Samedi 23 février. 20h25. Je me rends à La Vapeur pour une date dijonnaise des Nuits de l’Alligator. Un festival qui vise à nous réchauffer au cœur de l’hiver à travers la France (comprendre selon leur site ,Paris et la « province », nous, aborigènes des étendues indignes) avec des groupes amateurs de six-cordes couillues ou distordues qui sentent bon le Bourbon… ou qui sont censés.
Et tout ça en surfant sur cette vague folky qui inonde les ondes en ce moment à coup de joues mal rasées et de cheveux gras, de quoi réjouir les minettes depuis que Jack White fait de la soupe. Mes chers Sparsiens et chères Sparsiennes -à défaut d’être Parisiens ou Parisiennes- on ne s’était pas vu/lu depuis nos escapades bizontines et ce soir, sur le trottoir de l’avenue de Stalingrad, ça caille autant qu’en décembre à Besac’. Alors votre fidèle serviteur en attend après les reptiliens qu’ils lui réchauffent le cœur et le corps.
Le club de la Vap’ est blindé : déjà ça, ça fait plaisir. Les Rainbones ne tardent pas à monter sur scène. Le trio balance une intro instrumentale classieuse, quasi-surf. La basse est au top niveau réglage et composition, et le restera tout le long du set. Les trois Dijonnais s’entendent à merveille. Mais après quelques minutes et l’arrivée du chant, j’attends que la machine se lance, la locomotive -restons Americana-, mais le gentleman à la guitare arrive difficilement à me satisfaire. Il y a de l’idée mais ça manque de charbon dans la chaudière, pourtant la section rythmique est impeccable. Les grandes roues ont dû mal à trouver le rythme, on va dire que ça tourne pas à plein régime. Et puis c’est con à dire mais c’est rare de voir des groupes de ce genre qui assument la langue française. Après tout pourquoi pas, un peu d’audace, les gars ! Ça peut avoir de la gueule et surtout, le drawl et le twang sudistes, malheureusement, ça ne s’invente pas.
Le blues-rock de Don Cavalli
Je laisse un artiste dijonnais que je ne mentionnerai pas parler à ma place en des termes exacts ici : « Ouaaaais, du bon blues-rock mais j’préfère encore entendre des vieux blacks ricains faire ça, plutôt que des bons franchouillards. » Sourire.
L’heavy-folk de Wovenhand
Après une session balance laborieuse et des échanges entre le roadie dreadeux et l’équipe son de la Vap’, le plateau est prêt.
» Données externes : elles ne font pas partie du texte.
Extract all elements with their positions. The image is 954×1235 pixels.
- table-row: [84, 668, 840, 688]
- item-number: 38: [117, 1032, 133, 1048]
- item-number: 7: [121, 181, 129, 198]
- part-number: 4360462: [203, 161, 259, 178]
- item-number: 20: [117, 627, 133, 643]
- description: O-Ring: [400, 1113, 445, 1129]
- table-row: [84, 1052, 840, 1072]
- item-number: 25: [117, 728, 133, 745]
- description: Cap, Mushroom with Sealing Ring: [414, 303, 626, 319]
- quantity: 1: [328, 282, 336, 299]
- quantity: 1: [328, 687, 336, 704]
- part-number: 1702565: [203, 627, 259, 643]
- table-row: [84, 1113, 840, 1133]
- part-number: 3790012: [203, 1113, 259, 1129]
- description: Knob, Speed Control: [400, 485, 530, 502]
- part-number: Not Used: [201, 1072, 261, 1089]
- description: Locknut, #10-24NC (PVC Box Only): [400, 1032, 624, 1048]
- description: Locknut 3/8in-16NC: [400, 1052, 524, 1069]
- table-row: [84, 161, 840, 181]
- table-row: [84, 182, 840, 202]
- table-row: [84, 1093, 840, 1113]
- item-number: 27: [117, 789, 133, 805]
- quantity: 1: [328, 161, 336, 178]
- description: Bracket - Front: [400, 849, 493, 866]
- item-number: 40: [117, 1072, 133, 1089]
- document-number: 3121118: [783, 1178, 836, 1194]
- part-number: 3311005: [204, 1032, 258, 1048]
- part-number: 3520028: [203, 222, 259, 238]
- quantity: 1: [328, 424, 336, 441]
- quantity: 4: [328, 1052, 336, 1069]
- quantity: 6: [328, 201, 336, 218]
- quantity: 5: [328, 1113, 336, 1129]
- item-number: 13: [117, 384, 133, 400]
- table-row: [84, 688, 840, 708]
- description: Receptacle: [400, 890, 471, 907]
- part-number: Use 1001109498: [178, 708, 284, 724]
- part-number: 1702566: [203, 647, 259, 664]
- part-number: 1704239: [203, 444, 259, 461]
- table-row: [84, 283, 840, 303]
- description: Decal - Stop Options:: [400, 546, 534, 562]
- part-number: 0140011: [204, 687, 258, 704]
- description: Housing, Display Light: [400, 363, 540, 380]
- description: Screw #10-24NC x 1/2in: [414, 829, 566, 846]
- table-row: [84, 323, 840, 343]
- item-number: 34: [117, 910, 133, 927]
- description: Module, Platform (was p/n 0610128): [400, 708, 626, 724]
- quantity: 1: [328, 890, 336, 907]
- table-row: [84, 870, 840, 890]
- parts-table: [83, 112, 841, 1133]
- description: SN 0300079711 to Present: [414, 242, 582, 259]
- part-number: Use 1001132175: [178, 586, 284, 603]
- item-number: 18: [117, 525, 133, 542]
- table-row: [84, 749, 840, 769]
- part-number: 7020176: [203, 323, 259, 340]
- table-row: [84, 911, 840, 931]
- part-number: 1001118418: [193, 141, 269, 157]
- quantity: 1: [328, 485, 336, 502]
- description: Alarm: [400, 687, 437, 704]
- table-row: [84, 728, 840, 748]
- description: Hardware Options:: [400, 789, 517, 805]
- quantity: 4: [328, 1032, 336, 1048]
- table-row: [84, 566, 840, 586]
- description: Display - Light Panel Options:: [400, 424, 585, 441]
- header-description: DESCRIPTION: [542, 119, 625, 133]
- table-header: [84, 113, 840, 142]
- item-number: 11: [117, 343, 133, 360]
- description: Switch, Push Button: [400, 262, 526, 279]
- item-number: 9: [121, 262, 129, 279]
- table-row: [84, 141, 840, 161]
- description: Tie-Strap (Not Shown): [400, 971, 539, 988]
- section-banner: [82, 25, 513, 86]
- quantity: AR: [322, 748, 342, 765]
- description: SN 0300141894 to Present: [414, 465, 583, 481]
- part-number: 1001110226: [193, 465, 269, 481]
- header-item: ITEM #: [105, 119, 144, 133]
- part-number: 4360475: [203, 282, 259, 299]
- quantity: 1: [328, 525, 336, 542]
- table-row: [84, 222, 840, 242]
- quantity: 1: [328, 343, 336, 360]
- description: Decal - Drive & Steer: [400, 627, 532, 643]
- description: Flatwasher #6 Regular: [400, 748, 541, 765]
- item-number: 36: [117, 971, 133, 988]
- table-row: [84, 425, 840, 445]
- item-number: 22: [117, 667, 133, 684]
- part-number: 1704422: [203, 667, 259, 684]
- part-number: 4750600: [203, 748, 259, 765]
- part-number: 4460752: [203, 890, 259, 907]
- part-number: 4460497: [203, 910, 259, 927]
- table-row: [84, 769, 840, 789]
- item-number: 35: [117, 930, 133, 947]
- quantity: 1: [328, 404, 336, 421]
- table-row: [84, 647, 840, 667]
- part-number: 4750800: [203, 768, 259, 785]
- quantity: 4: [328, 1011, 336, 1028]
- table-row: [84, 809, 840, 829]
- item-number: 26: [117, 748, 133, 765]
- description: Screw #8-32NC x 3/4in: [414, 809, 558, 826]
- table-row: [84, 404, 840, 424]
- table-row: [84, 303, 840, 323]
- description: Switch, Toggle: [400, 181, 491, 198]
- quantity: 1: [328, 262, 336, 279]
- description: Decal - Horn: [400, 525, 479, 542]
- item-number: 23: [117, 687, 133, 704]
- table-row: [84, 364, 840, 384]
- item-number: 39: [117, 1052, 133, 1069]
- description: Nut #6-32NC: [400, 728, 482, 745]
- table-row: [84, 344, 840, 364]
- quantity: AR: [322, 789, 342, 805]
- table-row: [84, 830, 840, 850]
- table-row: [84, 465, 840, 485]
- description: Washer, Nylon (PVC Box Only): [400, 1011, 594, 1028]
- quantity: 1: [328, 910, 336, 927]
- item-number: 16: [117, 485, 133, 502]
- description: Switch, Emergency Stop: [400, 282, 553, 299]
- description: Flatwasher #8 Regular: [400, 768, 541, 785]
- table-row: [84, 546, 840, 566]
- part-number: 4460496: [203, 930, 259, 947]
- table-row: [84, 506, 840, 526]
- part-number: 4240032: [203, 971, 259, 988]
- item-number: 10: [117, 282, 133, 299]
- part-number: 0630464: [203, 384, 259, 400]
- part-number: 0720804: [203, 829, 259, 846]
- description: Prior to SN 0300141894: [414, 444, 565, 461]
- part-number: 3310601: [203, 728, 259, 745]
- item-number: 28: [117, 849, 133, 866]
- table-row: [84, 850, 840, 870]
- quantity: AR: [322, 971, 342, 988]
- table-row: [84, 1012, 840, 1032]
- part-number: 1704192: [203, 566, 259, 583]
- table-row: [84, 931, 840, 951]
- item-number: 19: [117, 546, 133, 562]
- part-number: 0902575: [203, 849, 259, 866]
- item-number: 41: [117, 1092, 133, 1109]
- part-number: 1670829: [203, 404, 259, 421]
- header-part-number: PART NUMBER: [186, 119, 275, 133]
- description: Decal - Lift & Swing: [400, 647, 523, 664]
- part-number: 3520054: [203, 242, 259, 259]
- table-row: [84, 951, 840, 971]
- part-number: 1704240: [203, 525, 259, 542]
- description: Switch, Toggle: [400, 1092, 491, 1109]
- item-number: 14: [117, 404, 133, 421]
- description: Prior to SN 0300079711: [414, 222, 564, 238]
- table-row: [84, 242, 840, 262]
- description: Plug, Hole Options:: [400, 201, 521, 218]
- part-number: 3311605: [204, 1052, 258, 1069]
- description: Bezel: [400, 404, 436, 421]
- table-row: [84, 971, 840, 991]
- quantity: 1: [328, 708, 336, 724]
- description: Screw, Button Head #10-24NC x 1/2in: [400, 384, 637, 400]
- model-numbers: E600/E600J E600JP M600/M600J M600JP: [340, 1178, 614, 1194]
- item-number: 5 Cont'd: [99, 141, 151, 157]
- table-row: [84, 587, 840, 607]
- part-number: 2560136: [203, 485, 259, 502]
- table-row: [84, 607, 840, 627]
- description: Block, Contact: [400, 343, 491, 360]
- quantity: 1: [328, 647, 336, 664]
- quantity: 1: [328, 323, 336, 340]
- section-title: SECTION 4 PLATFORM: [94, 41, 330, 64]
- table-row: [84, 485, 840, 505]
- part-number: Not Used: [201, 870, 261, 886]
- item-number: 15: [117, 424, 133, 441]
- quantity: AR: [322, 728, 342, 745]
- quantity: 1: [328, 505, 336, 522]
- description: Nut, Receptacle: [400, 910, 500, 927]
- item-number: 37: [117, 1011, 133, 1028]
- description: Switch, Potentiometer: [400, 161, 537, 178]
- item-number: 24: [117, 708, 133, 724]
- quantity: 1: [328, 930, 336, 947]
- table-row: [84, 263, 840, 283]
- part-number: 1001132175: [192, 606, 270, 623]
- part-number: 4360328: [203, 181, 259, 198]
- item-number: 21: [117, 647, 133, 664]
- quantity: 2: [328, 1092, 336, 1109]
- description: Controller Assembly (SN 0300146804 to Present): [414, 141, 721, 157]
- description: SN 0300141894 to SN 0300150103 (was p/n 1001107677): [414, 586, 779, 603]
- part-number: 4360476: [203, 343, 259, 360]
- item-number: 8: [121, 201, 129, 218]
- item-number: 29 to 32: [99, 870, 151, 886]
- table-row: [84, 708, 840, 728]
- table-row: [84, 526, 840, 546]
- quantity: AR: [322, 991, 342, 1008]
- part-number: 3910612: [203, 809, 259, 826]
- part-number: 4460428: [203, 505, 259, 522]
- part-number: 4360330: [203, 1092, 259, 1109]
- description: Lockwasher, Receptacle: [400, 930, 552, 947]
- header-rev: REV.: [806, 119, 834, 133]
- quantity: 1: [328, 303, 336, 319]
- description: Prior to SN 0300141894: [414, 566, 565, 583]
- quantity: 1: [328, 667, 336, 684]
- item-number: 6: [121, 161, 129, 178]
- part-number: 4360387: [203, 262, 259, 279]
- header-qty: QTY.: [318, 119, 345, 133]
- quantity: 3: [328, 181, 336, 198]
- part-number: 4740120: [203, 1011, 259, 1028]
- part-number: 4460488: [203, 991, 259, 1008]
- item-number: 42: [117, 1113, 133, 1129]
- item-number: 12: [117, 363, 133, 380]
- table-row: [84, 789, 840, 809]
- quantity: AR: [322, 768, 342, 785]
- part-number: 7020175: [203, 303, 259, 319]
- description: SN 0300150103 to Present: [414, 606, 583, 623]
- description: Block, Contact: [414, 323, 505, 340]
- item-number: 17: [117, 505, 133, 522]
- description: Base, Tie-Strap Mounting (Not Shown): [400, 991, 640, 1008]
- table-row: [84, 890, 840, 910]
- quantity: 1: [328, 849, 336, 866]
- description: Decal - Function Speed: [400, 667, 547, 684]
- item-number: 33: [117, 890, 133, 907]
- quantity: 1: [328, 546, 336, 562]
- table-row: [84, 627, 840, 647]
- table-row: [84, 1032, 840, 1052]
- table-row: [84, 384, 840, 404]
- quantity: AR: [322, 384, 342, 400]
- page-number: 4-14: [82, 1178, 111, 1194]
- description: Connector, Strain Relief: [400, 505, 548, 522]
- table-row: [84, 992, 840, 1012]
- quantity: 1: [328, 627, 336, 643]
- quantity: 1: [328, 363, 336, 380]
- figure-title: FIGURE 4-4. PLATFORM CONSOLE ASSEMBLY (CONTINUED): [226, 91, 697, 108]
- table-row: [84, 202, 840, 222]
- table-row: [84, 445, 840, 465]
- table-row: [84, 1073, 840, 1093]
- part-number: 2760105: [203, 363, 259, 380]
Il faut dire que ce cher David Eugene Edwards chante sur deux micros. Pas évident d’éviter les larsens. Sûrement pour ça qu’il remue tout le temps la tête.
Les lumières se tamisent, pas le temps de mettre mes bouchons que les premiers accords crachent. En un coup de médiator, tu sais que ça y est, ils ont lâché les alligators, tu sens la poussière des terres ocres, tu es habité, dans ton thorax gelé par ta pause clope, par l’esprit de la folk. « D double E » chante tantôt dans son micro old-school au son de vieux téléphone, tantôt dans l’autre, qui ne modifie pas sa voix. C’est là que tu entends toute l’étendue du talent du mec du Colorado, les cordes vocales qui résonnent dans la cour des grands. Il faut dire que Mr Edwards tourne depuis le milieu des années 90. À l’époque, c’était avec son groupe 16 Horsepower… Je tends l’oreille pour écouter les paroles qui sont tout aussi nickel que le reste malgré la teneur chrétienne : hé oui, le gadjo du Colorado est un fervent dévot de Jésus. Après tout, chacun son truc et puis ce son vintage du micro rend le prêche d’autant plus superbe. Mais voilà, problème, les larsens incessants et les décibels mal canalisés commencent à rendre mon écoute désagréable. Encore quelques sons de la cavalcade heavy folk en slow motion des six Mains Tissées et votre aimable serviteur jette l’éponge. Quel dommage. « It is finished. He has loved them all… »
Sous les flocons de neige dijonnais, je peste contre ce grand mystère, plus vaste que les étendues américaines ou la rédemption judéo-chrétienne quand on connait l’expérience des mecs derrière les tables de la Vap’ : pourquoi tout le temps ce son qui déraille ? Un petit Jim Beam et du Wayne Hancock sur les enceintes, et votre fidèle serviteur s’endort. See you later… alligator.